# RnD Racepark - Rochester NY



## Jake S (Feb 3, 2007)

Welcome to RnD Race Park. Home to the best R/C Car Racing in the Rochester, New York area.

RnD Racepark
1275 Mt. Read Blvd
Rochester, New York 14606
(585) 254-8950
[email protected] 
http://rndracepark.com/rnd_race_park.htm

Mapquest 
RnD is located on Northwest corner of the railroad tracks even though most map searches place us south of the railroad tracks that cross Mt. Read Blvd

At the present time you can get to us from Lexington Avenue. The property numbers are confusing so just drive to the top of the hill and you can't miss us.

RnD's current race schedule consists of one day and one night of Carpet Road Course (Sunday/Monday), one Night of Oval (Saturday), and one Night of the local rc club (RCCCMC; Oval - Wednesday)

Race results are posted at: rcpoints.com


----------



## Jake S (Feb 3, 2007)

There are plans for an indoor offroad and dirt oval track here in Rochester NY @ RnD Racepark!!

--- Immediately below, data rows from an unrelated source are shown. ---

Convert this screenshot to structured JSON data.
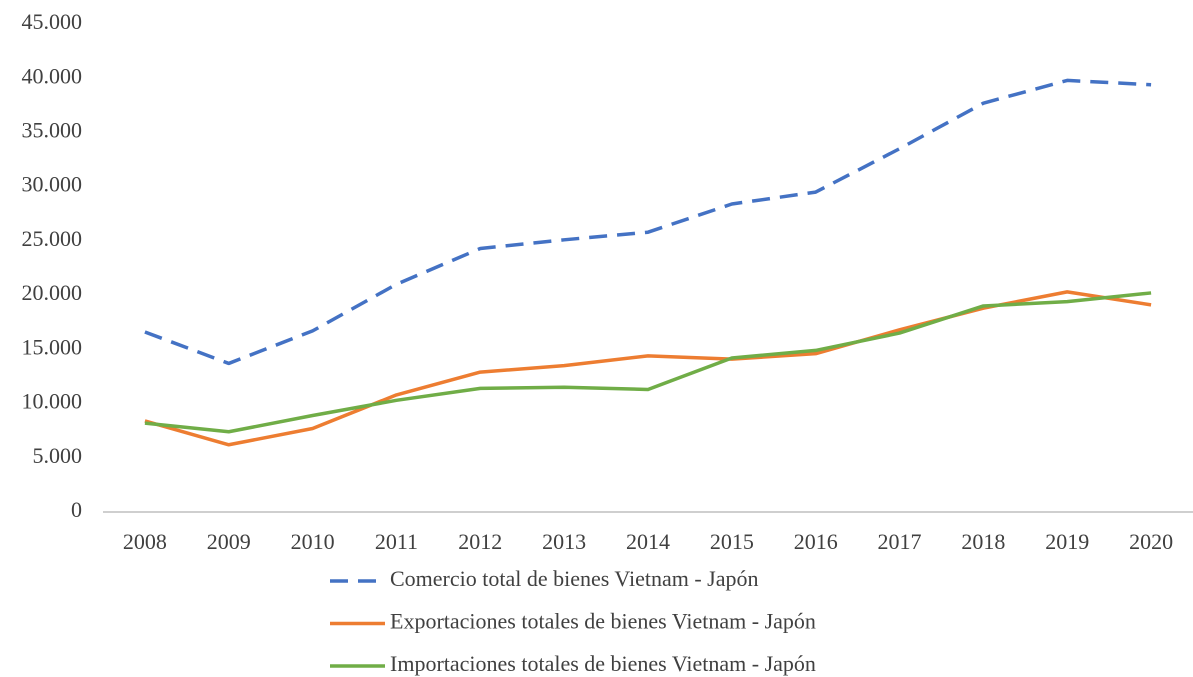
{
  "chart_data": {
    "type": "line",
    "categories": [
      "2008",
      "2009",
      "2010",
      "2011",
      "2012",
      "2013",
      "2014",
      "2015",
      "2016",
      "2017",
      "2018",
      "2019",
      "2020"
    ],
    "series": [
      {
        "name": "Comercio total de bienes Vietnam - Japón",
        "color": "#4472c4",
        "dashed": true,
        "values": [
          16600,
          13700,
          16700,
          21000,
          24300,
          25100,
          25800,
          28400,
          29500,
          33500,
          37700,
          39800,
          39400
        ]
      },
      {
        "name": "Exportaciones totales de bienes Vietnam - Japón",
        "color": "#ed7d31",
        "dashed": false,
        "values": [
          8400,
          6200,
          7700,
          10800,
          12900,
          13500,
          14400,
          14100,
          14600,
          16800,
          18800,
          20300,
          19100
        ]
      },
      {
        "name": "Importaciones totales de bienes Vietnam - Japón",
        "color": "#70ad47",
        "dashed": false,
        "values": [
          8200,
          7400,
          8900,
          10300,
          11400,
          11500,
          11300,
          14200,
          14900,
          16500,
          19000,
          19400,
          20200
        ]
      }
    ],
    "ylim": [
      0,
      45000
    ],
    "yticks": [
      0,
      {
        "value": 5000,
        "label": "5.000"
      },
      {
        "value": 10000,
        "label": "10.000"
      },
      {
        "value": 15000,
        "label": "15.000"
      },
      {
        "value": 20000,
        "label": "20.000"
      },
      {
        "value": 25000,
        "label": "25.000"
      },
      {
        "value": 30000,
        "label": "30.000"
      },
      {
        "value": 35000,
        "label": "35.000"
      },
      {
        "value": 40000,
        "label": "40.000"
      },
      {
        "value": 45000,
        "label": "45.000"
      }
    ],
    "grid": false,
    "legend": "bottom"
  }
}
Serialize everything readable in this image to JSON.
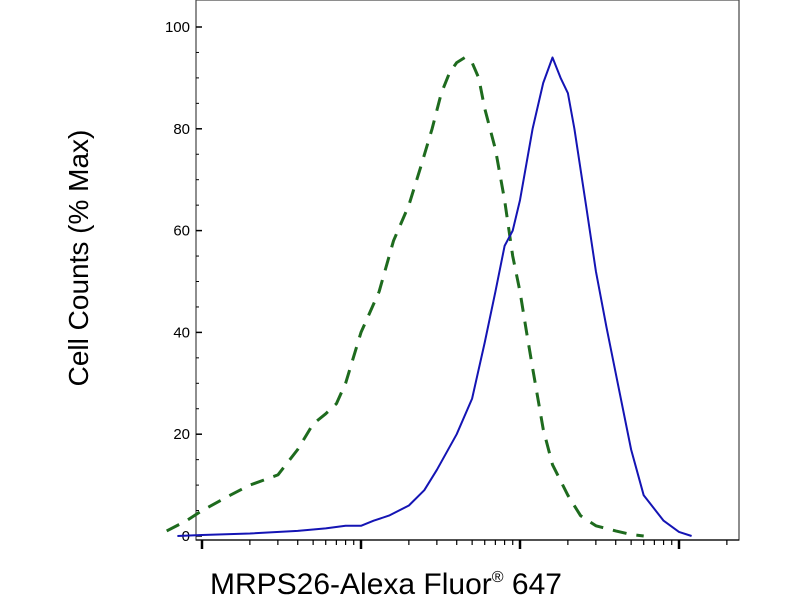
{
  "chart_data": {
    "type": "line",
    "title": "",
    "ylabel": "Cell Counts (% Max)",
    "xlabel": "MRPS26-Alexa Fluor",
    "xlabel_mark": "®",
    "xlabel_suffix": " 647",
    "x_scale": "log",
    "xlim": [
      0.4,
      4000
    ],
    "ylim": [
      0,
      100
    ],
    "yticks": [
      0,
      20,
      40,
      60,
      80,
      100
    ],
    "ytick_labels": [
      "0",
      "20",
      "40",
      "60",
      "80",
      "100"
    ],
    "x_major_ticks": [
      1,
      10,
      100,
      1000
    ],
    "grid": false,
    "legend": "none",
    "series": [
      {
        "style": "dashed",
        "color": "#1e6b1e",
        "x": [
          0.6,
          0.8,
          1,
          1.5,
          2,
          3,
          4,
          5,
          6,
          7,
          8,
          10,
          13,
          16,
          20,
          24,
          28,
          32,
          36,
          40,
          45,
          50,
          55,
          60,
          70,
          80,
          90,
          100,
          110,
          120,
          140,
          160,
          200,
          240,
          300,
          400,
          500,
          600
        ],
        "y": [
          1,
          3,
          5,
          8,
          10,
          12,
          17,
          22,
          24,
          26,
          30,
          40,
          48,
          58,
          65,
          73,
          80,
          87,
          91,
          93,
          94,
          93,
          90,
          84,
          76,
          66,
          55,
          48,
          40,
          33,
          21,
          14,
          8,
          4,
          2,
          1,
          0.3,
          0
        ]
      },
      {
        "style": "solid",
        "color": "#1414b4",
        "x": [
          0.7,
          1,
          2,
          4,
          6,
          8,
          10,
          12,
          15,
          20,
          25,
          30,
          40,
          50,
          60,
          70,
          80,
          90,
          100,
          120,
          140,
          160,
          180,
          200,
          220,
          260,
          300,
          350,
          400,
          500,
          600,
          800,
          1000,
          1200
        ],
        "y": [
          0,
          0.2,
          0.5,
          1,
          1.5,
          2,
          2,
          3,
          4,
          6,
          9,
          13,
          20,
          27,
          38,
          48,
          57,
          60,
          66,
          80,
          89,
          94,
          90,
          87,
          80,
          65,
          52,
          41,
          32,
          17,
          8,
          3,
          0.8,
          0
        ]
      }
    ]
  }
}
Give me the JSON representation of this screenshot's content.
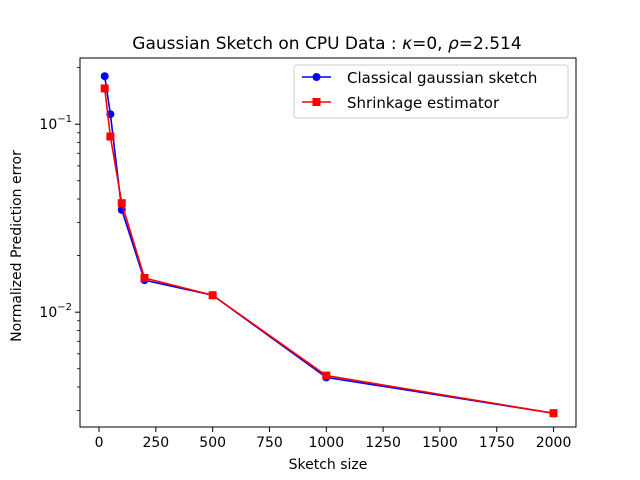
{
  "chart_data": {
    "type": "line",
    "title": "Gaussian Sketch on CPU Data : κ=0, ρ=2.514",
    "title_parts": {
      "prefix": "Gaussian Sketch on CPU Data : ",
      "kappa_symbol": "κ",
      "kappa_value": "=0, ",
      "rho_symbol": "ρ",
      "rho_value": "=2.514"
    },
    "xlabel": "Sketch size",
    "ylabel": "Normalized Prediction error",
    "xscale": "linear",
    "yscale": "log",
    "xlim": [
      -83.75,
      2098.75
    ],
    "ylim": [
      0.00245,
      0.225
    ],
    "xticks": [
      0,
      250,
      500,
      750,
      1000,
      1250,
      1500,
      1750,
      2000
    ],
    "xtick_labels": [
      "0",
      "250",
      "500",
      "750",
      "1000",
      "1250",
      "1500",
      "1750",
      "2000"
    ],
    "yticks_major": [
      0.01,
      0.1
    ],
    "ytick_labels": [
      {
        "base": "10",
        "exp": "−2"
      },
      {
        "base": "10",
        "exp": "−1"
      }
    ],
    "grid": false,
    "legend_position": "top-right",
    "series": [
      {
        "name": "Classical gaussian sketch",
        "color": "#0000ff",
        "marker": "circle",
        "x": [
          25,
          50,
          100,
          200,
          500,
          1000,
          2000
        ],
        "y": [
          0.18,
          0.113,
          0.035,
          0.0148,
          0.0123,
          0.0045,
          0.0029
        ]
      },
      {
        "name": "Shrinkage estimator",
        "color": "#ff0000",
        "marker": "square",
        "x": [
          25,
          50,
          100,
          200,
          500,
          1000,
          2000
        ],
        "y": [
          0.155,
          0.086,
          0.038,
          0.0152,
          0.0123,
          0.0046,
          0.0029
        ]
      }
    ]
  }
}
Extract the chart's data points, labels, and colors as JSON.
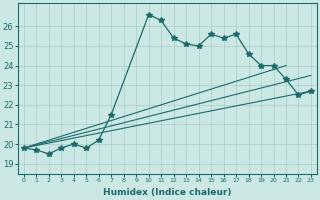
{
  "xlabel": "Humidex (Indice chaleur)",
  "background_color": "#cce8e4",
  "grid_color": "#aaccca",
  "line_color": "#1a6b6b",
  "xlim": [
    -0.5,
    23.5
  ],
  "ylim": [
    18.5,
    27.2
  ],
  "xticks": [
    0,
    1,
    2,
    3,
    4,
    5,
    6,
    7,
    8,
    9,
    10,
    11,
    12,
    13,
    14,
    15,
    16,
    17,
    18,
    19,
    20,
    21,
    22,
    23
  ],
  "yticks": [
    19,
    20,
    21,
    22,
    23,
    24,
    25,
    26
  ],
  "main_x": [
    0,
    1,
    2,
    3,
    4,
    5,
    6,
    7,
    10,
    11,
    12,
    13,
    14,
    15,
    16,
    17,
    18,
    19,
    20,
    21,
    22,
    23
  ],
  "main_y": [
    19.8,
    19.7,
    19.5,
    19.8,
    20.0,
    19.8,
    20.2,
    21.5,
    26.6,
    26.3,
    25.4,
    25.1,
    25.0,
    25.6,
    25.4,
    25.6,
    24.6,
    24.0,
    24.0,
    23.3,
    22.5,
    22.7
  ],
  "trend1_x": [
    0,
    23
  ],
  "trend1_y": [
    19.8,
    22.7
  ],
  "trend2_x": [
    0,
    23
  ],
  "trend2_y": [
    19.8,
    23.5
  ],
  "trend3_x": [
    0,
    21
  ],
  "trend3_y": [
    19.8,
    24.0
  ]
}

Lew Rhinewald - "The clay track will be INDOORS. It is the best value for the money at this time. It will be off the south end of the current CRC Ozite carpet track. It will be a combination oval/offroad (stadium) venue. This will be a year round track. My thoughts (as of right now) are that the outside dimensions will be 52 ft. by 75 ft.. That will leave room for a 4 ft. walk on one side (this will be on the west wall and include a drivers stand and scoring tower) and the north end. The opposite sides will have a 3 ft. walk on the remaining two walls. I have a sourse for the clay. It is at a construction site yet to be started. Word is the end of April will be the start date for construction. If that does't happen then I will get clay elsewhere. If all goes well I would like to build a much larger outdoor track late in the summer or for next year."


----------



## Jake S (Feb 3, 2007)

on oval nights names like Billy Kimpton, Pete D'agnolo, Brian Zigler all race up here at rnd, so you know its a killer facility. last sunday names like Anthony Anastasia, John Carey, Johnny Carey, and Jason Cramer where up to race on the road course.


----------



## James35 (Oct 27, 2006)

And don't forget Steve "The Rocket" Miller. After I attended this year's Snowbirds, I realized how much talent there is in the Rochester area. We are certainly blessed to have them.


----------



## Jake S (Feb 3, 2007)

yeah forgot about the rocket, i just grabbed some quick names off the rcpoints site


----------



## Jake S (Feb 3, 2007)

Picture of the building the indoor offroad track is going in during the next month:









Picture of the entry from the carpet track side:









Picture of one of the corners from the building:









Picture of the carpet track from the first angle:









Picture of the carpet track from another angle:


----------



## Jake S (Feb 3, 2007)

just a bump, i have no new info at this time


----------



## Jake S (Feb 3, 2007)

Due to the fact im not in rochester now (return end of aug), personally i have no new info, have been trying to talk to the owner, Lew, and see if there are any developments.


----------